On Tuesday, a senior White House official said Iran is preparing to launch an imminent ballistic missile attack on Israel. Then at midday, the Israel Defense Forces reported Iran had in fact launched missiles toward Israel. The attack comes after Israel has struck against Iran’s proxy army Hezbollah operating in southern Lebanon. In addition, Israel is preparing a limited military operation in southern Lebanon to clear the area of ​​Hezbollah militants.

Given that Iran and other Middle East neighbors are major oil and gas producers, the prospect of a wider regional conflict has the potential to disrupt oil supplies to the rest of the world. This is why both ExxonMobil and Conoco Phillips rallied along with oil prices, which were up nearly 4.5% to $71.25 as of this writing.

Higher oil prices would obviously benefit the top and bottom lines of Exxon and Conoco. Conoco is a pure explorer, but doesn’t have significant production in the Middle East region. And although Exxon is more diversified with midstream and downstream assets, it still makes the bulk of its earnings through oil and gas exploration, and therefore benefits when prices rise. Furthermore, Exxon derives most of its exploration from outside the Middle East.

And obviously, whenever geopolitical tensions ramp up, that usually bodes well for US defense contractors’ stocks, with Lockheed Martin being the second-largest US defense contractors by market cap.

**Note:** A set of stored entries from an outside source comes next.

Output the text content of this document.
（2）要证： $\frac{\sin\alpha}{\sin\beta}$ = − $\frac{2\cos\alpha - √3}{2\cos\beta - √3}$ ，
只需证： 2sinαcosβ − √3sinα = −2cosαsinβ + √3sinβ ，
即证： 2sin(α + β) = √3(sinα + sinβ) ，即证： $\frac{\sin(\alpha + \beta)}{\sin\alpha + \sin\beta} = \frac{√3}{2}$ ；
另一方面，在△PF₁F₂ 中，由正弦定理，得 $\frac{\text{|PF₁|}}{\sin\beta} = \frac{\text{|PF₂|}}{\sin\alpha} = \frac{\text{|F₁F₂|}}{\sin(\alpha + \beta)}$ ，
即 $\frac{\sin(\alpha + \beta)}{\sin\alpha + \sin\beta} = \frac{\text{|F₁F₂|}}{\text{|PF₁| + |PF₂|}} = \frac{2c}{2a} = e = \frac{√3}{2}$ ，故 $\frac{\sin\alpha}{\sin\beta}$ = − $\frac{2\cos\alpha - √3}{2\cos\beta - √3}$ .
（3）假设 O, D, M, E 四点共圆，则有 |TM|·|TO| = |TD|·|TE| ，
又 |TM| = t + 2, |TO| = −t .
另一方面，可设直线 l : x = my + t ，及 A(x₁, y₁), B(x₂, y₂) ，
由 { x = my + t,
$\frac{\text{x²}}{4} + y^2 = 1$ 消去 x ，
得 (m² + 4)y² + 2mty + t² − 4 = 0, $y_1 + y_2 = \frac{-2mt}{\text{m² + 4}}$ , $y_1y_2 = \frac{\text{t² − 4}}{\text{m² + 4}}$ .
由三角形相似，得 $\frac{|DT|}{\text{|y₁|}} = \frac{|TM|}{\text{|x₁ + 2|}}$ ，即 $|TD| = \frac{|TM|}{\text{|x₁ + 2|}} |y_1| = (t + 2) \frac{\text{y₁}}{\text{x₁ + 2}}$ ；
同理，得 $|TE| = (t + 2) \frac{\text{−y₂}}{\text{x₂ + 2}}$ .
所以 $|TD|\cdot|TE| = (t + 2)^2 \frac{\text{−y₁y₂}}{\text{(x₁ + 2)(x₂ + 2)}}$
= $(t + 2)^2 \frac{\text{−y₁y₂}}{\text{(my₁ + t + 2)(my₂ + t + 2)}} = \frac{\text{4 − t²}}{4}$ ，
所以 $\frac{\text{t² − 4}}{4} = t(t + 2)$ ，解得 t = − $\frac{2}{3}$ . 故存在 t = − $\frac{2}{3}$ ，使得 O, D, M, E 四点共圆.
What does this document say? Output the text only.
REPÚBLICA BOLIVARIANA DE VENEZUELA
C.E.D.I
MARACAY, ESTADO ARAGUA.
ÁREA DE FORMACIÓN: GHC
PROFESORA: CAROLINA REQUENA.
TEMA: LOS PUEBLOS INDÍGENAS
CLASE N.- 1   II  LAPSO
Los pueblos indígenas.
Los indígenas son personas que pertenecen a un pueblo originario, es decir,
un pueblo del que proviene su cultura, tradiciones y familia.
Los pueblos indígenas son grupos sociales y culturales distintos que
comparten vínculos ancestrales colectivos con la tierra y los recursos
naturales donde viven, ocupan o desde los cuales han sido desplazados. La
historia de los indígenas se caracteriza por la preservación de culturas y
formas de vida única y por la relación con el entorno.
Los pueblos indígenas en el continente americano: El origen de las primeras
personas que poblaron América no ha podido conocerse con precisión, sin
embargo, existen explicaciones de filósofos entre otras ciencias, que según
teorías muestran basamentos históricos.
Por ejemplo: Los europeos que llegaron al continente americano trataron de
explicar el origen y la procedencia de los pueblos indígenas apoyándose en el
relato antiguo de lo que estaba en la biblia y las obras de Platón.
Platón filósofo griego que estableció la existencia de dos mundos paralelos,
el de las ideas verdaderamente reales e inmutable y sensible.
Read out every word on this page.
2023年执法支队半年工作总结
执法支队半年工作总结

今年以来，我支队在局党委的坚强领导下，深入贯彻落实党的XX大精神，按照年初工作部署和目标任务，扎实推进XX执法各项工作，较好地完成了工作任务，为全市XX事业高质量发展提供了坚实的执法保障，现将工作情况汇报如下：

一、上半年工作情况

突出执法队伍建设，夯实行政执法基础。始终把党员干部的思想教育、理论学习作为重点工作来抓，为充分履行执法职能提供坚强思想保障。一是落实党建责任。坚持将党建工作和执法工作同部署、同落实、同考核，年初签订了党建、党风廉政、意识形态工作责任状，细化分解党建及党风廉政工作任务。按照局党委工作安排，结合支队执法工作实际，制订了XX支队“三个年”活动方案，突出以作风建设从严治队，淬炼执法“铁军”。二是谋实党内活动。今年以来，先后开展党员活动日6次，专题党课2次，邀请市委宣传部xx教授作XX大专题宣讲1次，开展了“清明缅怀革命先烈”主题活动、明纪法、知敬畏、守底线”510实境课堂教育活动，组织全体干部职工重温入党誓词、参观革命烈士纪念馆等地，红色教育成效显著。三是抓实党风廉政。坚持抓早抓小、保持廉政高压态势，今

Lockheed has actually had a tremendous year, with the stock surging over the summer on the back of better-than-expected earnings and more sales of its F-35 fighter jets to more allied countries.

In addition to general geopolitical news, Exxon and Lockheed also received two positive company-specific bits of news today. Exxon received approval from the Nigerian government to sell its Nigeria offshore assets to Seplat for $1.28 billion. Of note, Nigeria has been somewhat of a difficult geography for oil and gas operators recently, due to theft and corruption. Meanwhile, Lockheed Martin received a nearly $3.9 billion naval contract for its Trident missile systems today, in addition to some smaller aeronautics contracts.

Neither news item is tremendously impactful to either company, given the overall size of these industry giants; However, these items were still likely incremental positives.

Oil and defense stocks: Hedges against geopolitics

While oil and gas stocks are out of fashion for many investors, given the focus on climate change and reducing emissions, they do offer a hedge against geopolitical events, such as the one we are seeing today. Remember, after Russia’s invasion of Ukraine in early 2022, traditional energy stocks went on to be some of the best performers that year.

So while oil and gas and defense stocks may not be as exciting as high-growth artificial intelligence (AI) plays these days, they do offer benefits in a healthily diversified portfolio. Furthermore, most traditional energy and defense stocks also pay decent dividends.

So, today should be a reminder to investors of the role these types of stocks can play, offering hedges against geopolitical disasters, all while paying you growing dividends in the meantime.

Billy Duberstein and/or his clients have no position in any of the stocks mentioned. The Motley Fool recommends Lockheed Martin. The Motley Fool has a disclosure policy.